Aparqué el coche junto a la entrada, en una pequeña explanada verde a la vera del camino, y antes de que pusiera un pie en el suelo, salió un hombre por la puerta de la cabaña. Mientras me bajaba, se acercó con una sonrisa en la cara y los brazos abiertos para abrazarme. Le devolví el abrazo, más obligado que entusiasmado.
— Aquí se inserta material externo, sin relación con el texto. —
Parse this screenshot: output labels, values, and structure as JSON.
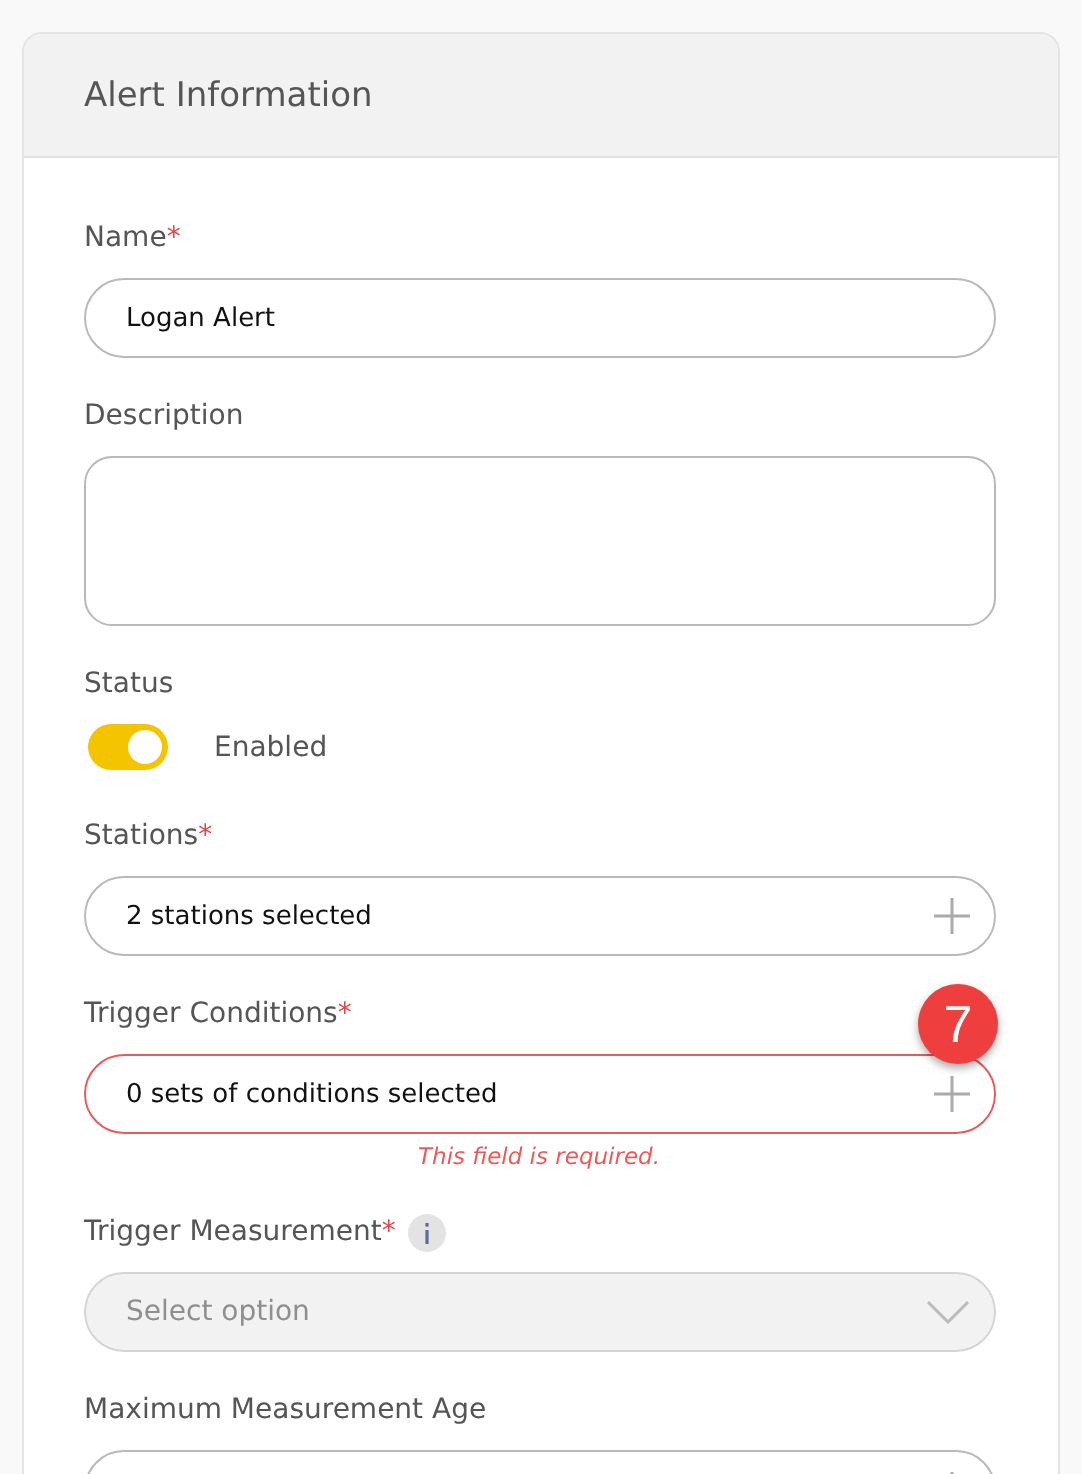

Luego, entramos en la cabaña. «Annapurna», me dijo. «Estoy preparándome para coronar el Annapurna». «¿Has escalado ya algún ocho mil?», pregunté. «Este será el primero», me respondió. «¿Y por qué este? ¿No es el más difícil?» Entonces me dijo: «Por esa palabra, Annapurna».

Cuando volvió a salir de su boca, sonó como si una serpiente atravesara reptando el suelo de la pequeña cocina. Como un collar de letras celestes. Nos quedamos en silencio, quizás por no hablar de lo que había sucedido, pero al poco comencé a sentirme incómodo y, para evitarlo, le pregunté por qué me había contactado, si apenas nos conocíamos. «Quería contártelo», contestó. Bebimos café y compartimos algunos recuerdos. Yo creía haberlo olvidado prácticamente todo de mi infancia, pero algunas de sus anécdotas tiraron del hilo de mi memoria y me vi en un aula fría, bajo un mapa físico de España donde las cordilleras oscurecían la piel de un mamífero desollado. Qué infelices éramos. Meses después, leyendo en Internet un periódico local, supe que había muerto en el descenso, después de coronar el techo del mundo. Le envidié. No es habitual dejarse la vida en un sueño. Yo, que soñé ser escritor, aún le envidio: morir por una palabra.